What Do Movie Stars Know About Making Wine?

The lifestyle of the wealthy celebrity inevitably leads to all sorts of investment opportunities. Some Hollywood starlets get into profitable but rather innocuous sidelines, like Jessica Alba with baby products. Others opt for more adult diversions, like wine. Indeed, a diverse array of actors and actresses have gotten heavily into the grape in recent years, ranging from romantic-comedy mainstay Kate Hudson to the adult-film siren Savanna Samson, both of whom have put out their own labels.

The glossy monthly magazine Wine Enthusiast has devoted its entire May issue to exploring this intersection of film and fermentation, featuring interviews with various celebrity vintners, such as Hudson, who also graces its cover. Working in collaboration with Santa Barbara County winemakers Peter and Rebecca Work of Ampelos Cellars, Hudson and her rocker beau, Matt Bellamy of the English emo-electro trio Muse, founded the company Hudson Bellamy Wines in 2011 — a collaboration that Hudson says will continue despite the celebrity couple's recent public split. Notably, Hudson's famous-actor stepfather, Kurt Russell, also dabbles in winemaking.
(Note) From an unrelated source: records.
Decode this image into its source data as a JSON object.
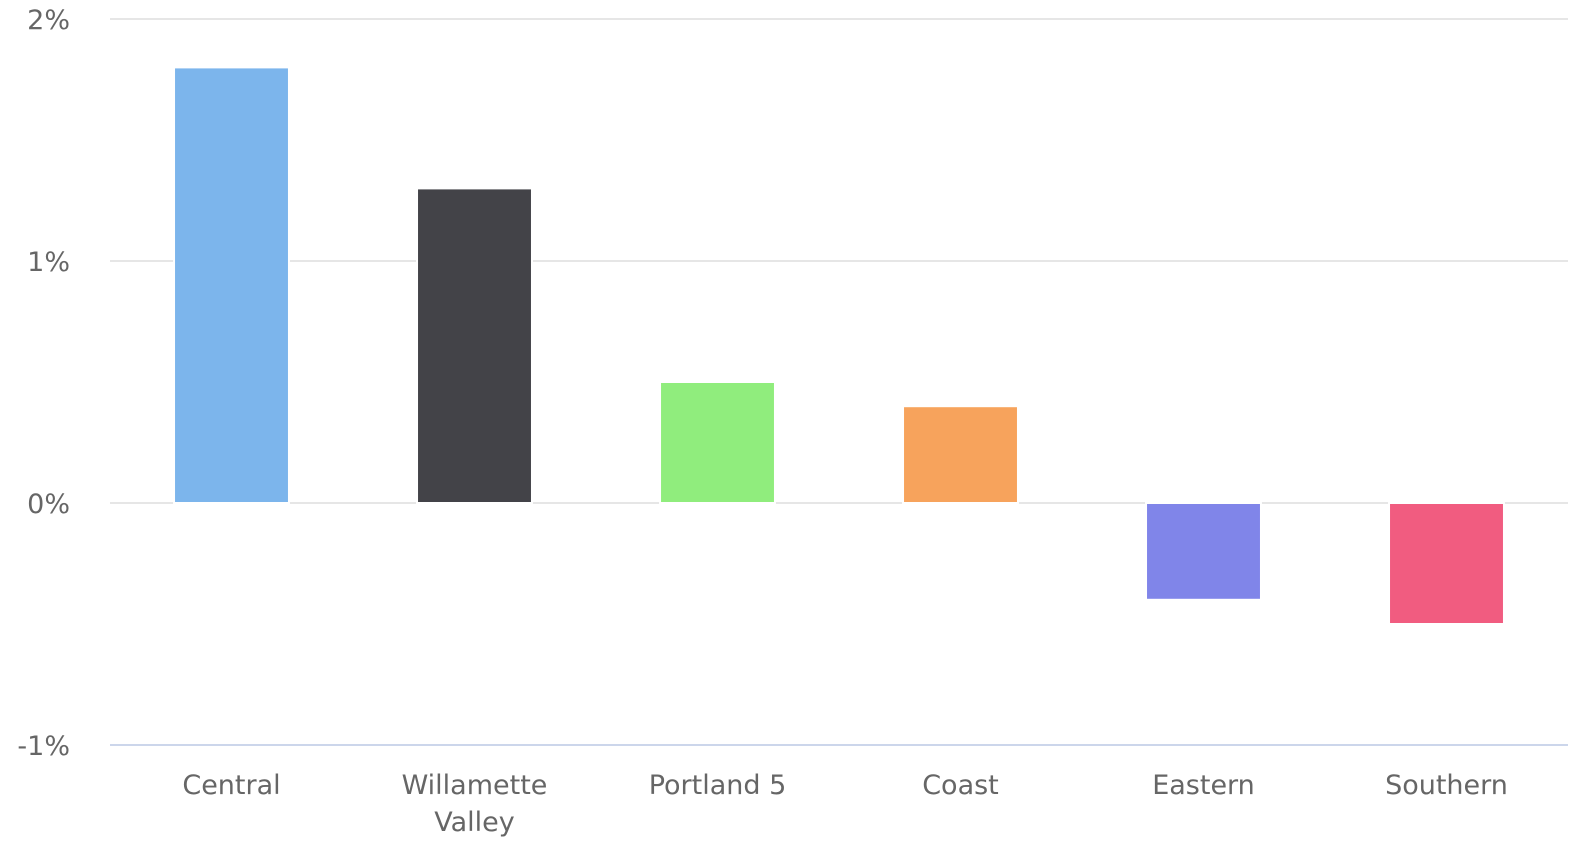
{
  "chart_data": {
    "type": "bar",
    "title": "",
    "xlabel": "",
    "ylabel": "",
    "categories": [
      "Central",
      "Willamette Valley",
      "Portland 5",
      "Coast",
      "Eastern",
      "Southern"
    ],
    "values": [
      1.8,
      1.3,
      0.5,
      0.4,
      -0.4,
      -0.5
    ],
    "unit": "%",
    "ylim": [
      -1,
      2
    ],
    "yticks": [
      {
        "value": 2,
        "label": "2%"
      },
      {
        "value": 1,
        "label": "1%"
      },
      {
        "value": 0,
        "label": "0%"
      },
      {
        "value": -1,
        "label": "-1%"
      }
    ],
    "grid": true,
    "legend": "none",
    "colors": [
      "#7cb5ec",
      "#434348",
      "#90ed7d",
      "#f7a35c",
      "#8085e9",
      "#f15c80"
    ]
  }
}
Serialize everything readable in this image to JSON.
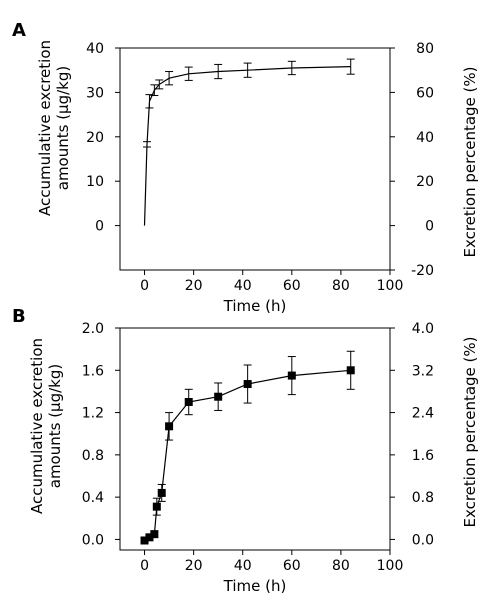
{
  "chart_data": [
    {
      "panel": "A",
      "type": "line",
      "xlabel": "Time (h)",
      "ylabel": [
        "Accumulative excretion",
        "amounts (μg/kg)"
      ],
      "y2label": "Excretion percentage (%)",
      "xlim": [
        -10,
        100
      ],
      "ylim": [
        -10,
        40
      ],
      "y2lim": [
        -20,
        80
      ],
      "xticks": [
        0,
        20,
        40,
        60,
        80,
        100
      ],
      "yticks": [
        0,
        10,
        20,
        30,
        40
      ],
      "y2ticks": [
        -20,
        0,
        20,
        40,
        60,
        80
      ],
      "marker": "none",
      "x": [
        0,
        1,
        2,
        4,
        6,
        10,
        18,
        30,
        42,
        60,
        84
      ],
      "y": [
        0,
        18.3,
        28.0,
        30.5,
        31.8,
        33.2,
        34.2,
        34.7,
        35.0,
        35.5,
        35.8
      ],
      "err": [
        0,
        0.6,
        1.5,
        1.2,
        1.0,
        1.5,
        1.5,
        1.6,
        1.6,
        1.5,
        1.7
      ]
    },
    {
      "panel": "B",
      "type": "line",
      "xlabel": "Time (h)",
      "ylabel": [
        "Accumulative excretion",
        "amounts (μg/kg)"
      ],
      "y2label": "Excretion percentage (%)",
      "xlim": [
        -10,
        100
      ],
      "ylim": [
        -0.1,
        2.0
      ],
      "y2lim": [
        -0.2,
        4.0
      ],
      "xticks": [
        0,
        20,
        40,
        60,
        80,
        100
      ],
      "yticks": [
        "0.0",
        "0.4",
        "0.8",
        "1.2",
        "1.6",
        "2.0"
      ],
      "y2ticks": [
        "0.0",
        "0.8",
        "1.6",
        "2.4",
        "3.2",
        "4.0"
      ],
      "marker": "square",
      "x": [
        0,
        2,
        4,
        5,
        7,
        10,
        18,
        30,
        42,
        60,
        84
      ],
      "y": [
        -0.01,
        0.02,
        0.05,
        0.31,
        0.44,
        1.07,
        1.3,
        1.35,
        1.47,
        1.55,
        1.6
      ],
      "err": [
        0.02,
        0.02,
        0.03,
        0.08,
        0.08,
        0.13,
        0.12,
        0.13,
        0.18,
        0.18,
        0.18
      ]
    }
  ]
}
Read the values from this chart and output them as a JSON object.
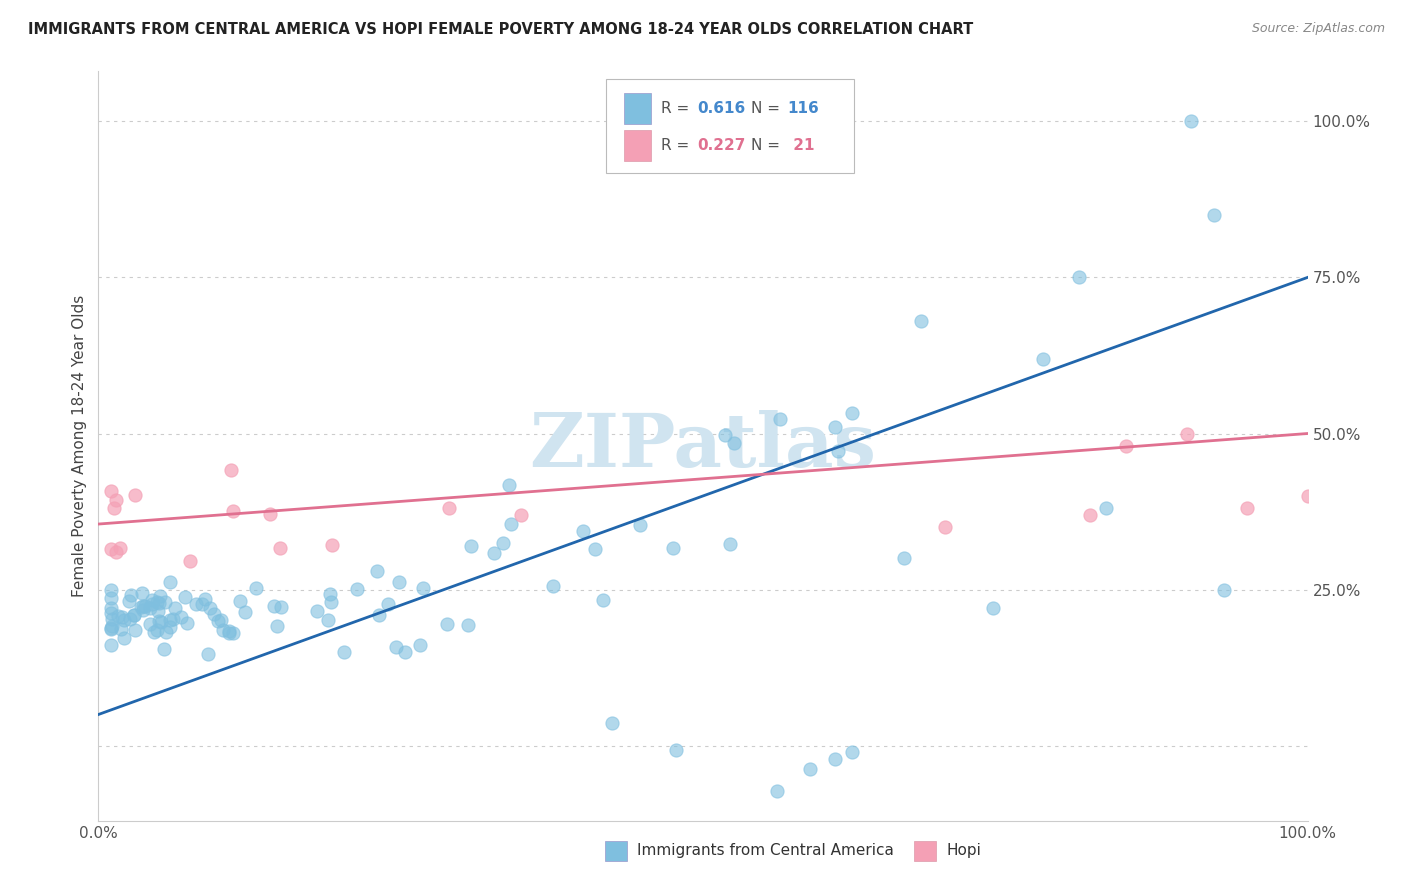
{
  "title": "IMMIGRANTS FROM CENTRAL AMERICA VS HOPI FEMALE POVERTY AMONG 18-24 YEAR OLDS CORRELATION CHART",
  "source": "Source: ZipAtlas.com",
  "ylabel": "Female Poverty Among 18-24 Year Olds",
  "blue_color": "#7fbfdf",
  "pink_color": "#f4a0b5",
  "blue_line_color": "#2166ac",
  "pink_line_color": "#e07090",
  "blue_text_color": "#4488cc",
  "pink_text_color": "#e07090",
  "watermark_color": "#d0e4f0",
  "background_color": "#ffffff",
  "grid_color": "#cccccc",
  "R_blue": 0.616,
  "N_blue": 116,
  "R_pink": 0.227,
  "N_pink": 21,
  "blue_line_y0": 0.05,
  "blue_line_y1": 0.75,
  "pink_line_y0": 0.355,
  "pink_line_y1": 0.5,
  "ylim_min": -0.12,
  "ylim_max": 1.08,
  "xlim_min": 0.0,
  "xlim_max": 1.0
}
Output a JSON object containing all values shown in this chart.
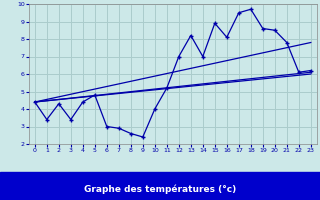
{
  "title": "Graphe des températures (°c)",
  "bg_color": "#cce8e8",
  "grid_color": "#aacccc",
  "line_color": "#0000aa",
  "xlabel_bg": "#0000cc",
  "xlabel_fg": "#ffffff",
  "xlim": [
    -0.5,
    23.5
  ],
  "ylim": [
    2,
    10
  ],
  "xticks": [
    0,
    1,
    2,
    3,
    4,
    5,
    6,
    7,
    8,
    9,
    10,
    11,
    12,
    13,
    14,
    15,
    16,
    17,
    18,
    19,
    20,
    21,
    22,
    23
  ],
  "yticks": [
    2,
    3,
    4,
    5,
    6,
    7,
    8,
    9,
    10
  ],
  "series1_x": [
    0,
    1,
    2,
    3,
    4,
    5,
    6,
    7,
    8,
    9,
    10,
    11,
    12,
    13,
    14,
    15,
    16,
    17,
    18,
    19,
    20,
    21,
    22,
    23
  ],
  "series1_y": [
    4.4,
    3.4,
    4.3,
    3.4,
    4.4,
    4.8,
    3.0,
    2.9,
    2.6,
    2.4,
    4.0,
    5.2,
    7.0,
    8.2,
    7.0,
    8.9,
    8.1,
    9.5,
    9.7,
    8.6,
    8.5,
    7.8,
    6.1,
    6.2
  ],
  "trend1_x": [
    0,
    23
  ],
  "trend1_y": [
    4.4,
    6.1
  ],
  "trend2_x": [
    0,
    23
  ],
  "trend2_y": [
    4.4,
    7.8
  ],
  "trend3_x": [
    0,
    23
  ],
  "trend3_y": [
    4.4,
    6.0
  ]
}
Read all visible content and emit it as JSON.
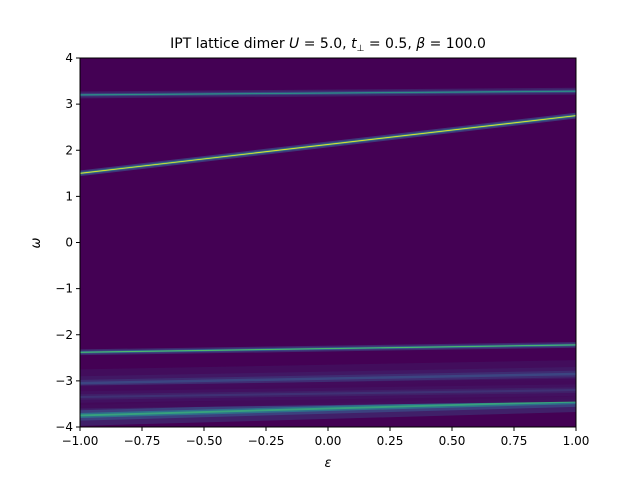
{
  "chart_data": {
    "type": "heatmap",
    "title": "IPT lattice dimer U = 5.0, t⊥ = 0.5, β = 100.0",
    "title_parts": {
      "prefix": "IPT lattice dimer ",
      "U_symbol": "U",
      "U_value": " = 5.0, ",
      "t_symbol": "t",
      "t_sub": "⊥",
      "t_value": " = 0.5, ",
      "beta_symbol": "β",
      "beta_value": " = 100.0"
    },
    "xlabel": "ε",
    "ylabel": "ω",
    "xlim": [
      -1.0,
      1.0
    ],
    "ylim": [
      -4,
      4
    ],
    "x_ticks": [
      -1.0,
      -0.75,
      -0.5,
      -0.25,
      0.0,
      0.25,
      0.5,
      0.75,
      1.0
    ],
    "x_tick_labels": [
      "−1.00",
      "−0.75",
      "−0.50",
      "−0.25",
      "0.00",
      "0.25",
      "0.50",
      "0.75",
      "1.00"
    ],
    "y_ticks": [
      -4,
      -3,
      -2,
      -1,
      0,
      1,
      2,
      3,
      4
    ],
    "y_tick_labels": [
      "−4",
      "−3",
      "−2",
      "−1",
      "0",
      "1",
      "2",
      "3",
      "4"
    ],
    "colormap": "viridis",
    "background_color": "#440154",
    "bands": [
      {
        "x": [
          -1.0,
          1.0
        ],
        "omega": [
          1.5,
          2.75
        ],
        "width": 0.025,
        "intensity": 1.0
      },
      {
        "x": [
          -1.0,
          1.0
        ],
        "omega": [
          3.2,
          3.28
        ],
        "width": 0.03,
        "intensity": 0.55
      },
      {
        "x": [
          -1.0,
          1.0
        ],
        "omega": [
          -2.38,
          -2.22
        ],
        "width": 0.025,
        "intensity": 0.75
      },
      {
        "x": [
          -1.0,
          1.0
        ],
        "omega": [
          -3.75,
          -3.45
        ],
        "width": 0.09,
        "intensity": 0.6
      },
      {
        "x": [
          -1.0,
          1.0
        ],
        "omega": [
          -3.05,
          -2.85
        ],
        "width": 0.12,
        "intensity": 0.22
      },
      {
        "x": [
          -1.0,
          1.0
        ],
        "omega": [
          -3.35,
          -3.2
        ],
        "width": 0.1,
        "intensity": 0.15
      }
    ]
  }
}
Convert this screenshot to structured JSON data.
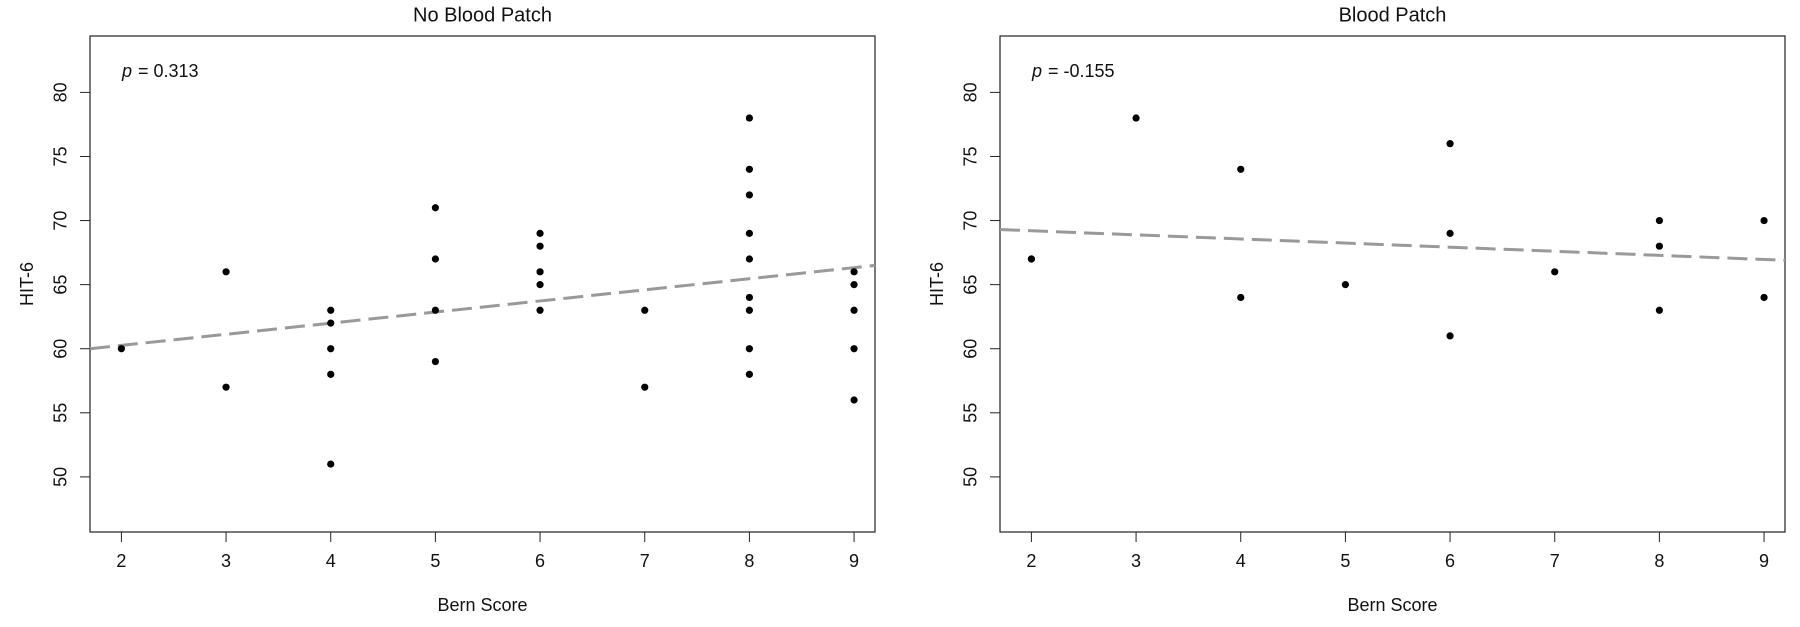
{
  "chart_data": [
    {
      "type": "scatter",
      "title": "No Blood Patch",
      "xlabel": "Bern Score",
      "ylabel": "HIT-6",
      "annotation": {
        "symbol": "p",
        "text": "= 0.313"
      },
      "color": "#000000",
      "trend_color": "#999999",
      "x": [
        2,
        3,
        3,
        4,
        4,
        4,
        4,
        4,
        5,
        5,
        5,
        5,
        6,
        6,
        6,
        6,
        6,
        7,
        7,
        8,
        8,
        8,
        8,
        8,
        8,
        8,
        8,
        8,
        9,
        9,
        9,
        9,
        9
      ],
      "values": [
        60,
        66,
        57,
        63,
        62,
        60,
        58,
        51,
        71,
        67,
        63,
        59,
        69,
        68,
        66,
        65,
        63,
        63,
        57,
        78,
        74,
        72,
        69,
        67,
        64,
        63,
        60,
        58,
        66,
        65,
        63,
        60,
        56
      ],
      "trend_line": {
        "x": [
          1.7,
          9.2
        ],
        "y": [
          60,
          66.5
        ]
      },
      "xlim": [
        1.7,
        9.2
      ],
      "ylim": [
        45.7,
        84.4
      ],
      "xticks": [
        2,
        3,
        4,
        5,
        6,
        7,
        8,
        9
      ],
      "yticks": [
        50,
        55,
        60,
        65,
        70,
        75,
        80
      ]
    },
    {
      "type": "scatter",
      "title": "Blood Patch",
      "xlabel": "Bern Score",
      "ylabel": "HIT-6",
      "annotation": {
        "symbol": "p",
        "text": "= -0.155"
      },
      "color": "#000000",
      "trend_color": "#999999",
      "x": [
        2,
        2,
        3,
        4,
        4,
        5,
        6,
        6,
        6,
        7,
        8,
        8,
        8,
        9,
        9
      ],
      "values": [
        67,
        67,
        78,
        74,
        64,
        65,
        76,
        69,
        61,
        66,
        70,
        68,
        63,
        70,
        64
      ],
      "trend_line": {
        "x": [
          1.7,
          9.2
        ],
        "y": [
          69.3,
          66.9
        ]
      },
      "xlim": [
        1.7,
        9.2
      ],
      "ylim": [
        45.7,
        84.4
      ],
      "xticks": [
        2,
        3,
        4,
        5,
        6,
        7,
        8,
        9
      ],
      "yticks": [
        50,
        55,
        60,
        65,
        70,
        75,
        80
      ]
    }
  ]
}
Why wine? It seems like a very California thing to do. Then again, not every oenophile film star is producing California wine. Actor Kyle MacLachlan, for instance, makes a cabernet in collaboration with Washington state's Dunham Cellars. (Read our previous wine-heavy interview with MacLachlan here.)

It's easy to see what the actors get out of it. Partnering with a winery shows that you, the actor, are more than just some pretty face onscreen. It also lends an air of sophistication to counter whatever lame-ass summer blockbuster you might presently be associated with. Likewise, it makes good sense for the wineries, which benefit from additional name recognition that resonates with regular folks outside the usual connoisseur crowd.

But why should we, the wine-consuming public, put our trust in the palate of some big-name personality from Hollywood, that longstanding bastion of hucksterdom? Acting, like winemaking, is a craft. But they're not the same. To her credit, Hudson says as much in her interview with Wine Enthusiast:

"...what's very different from making movies is that everything in wine is connected to nature. Your grapes can only be as good as your year. That is one of the things that makes it very special and incredibly unique. You are at the mercy of your crop, and I love that."

Then again, they're not entirely different, either, notes Hudson:

"Though, we are telling a story. Every bottle has a story, and when you sit down and drink it, you feel connected to that story."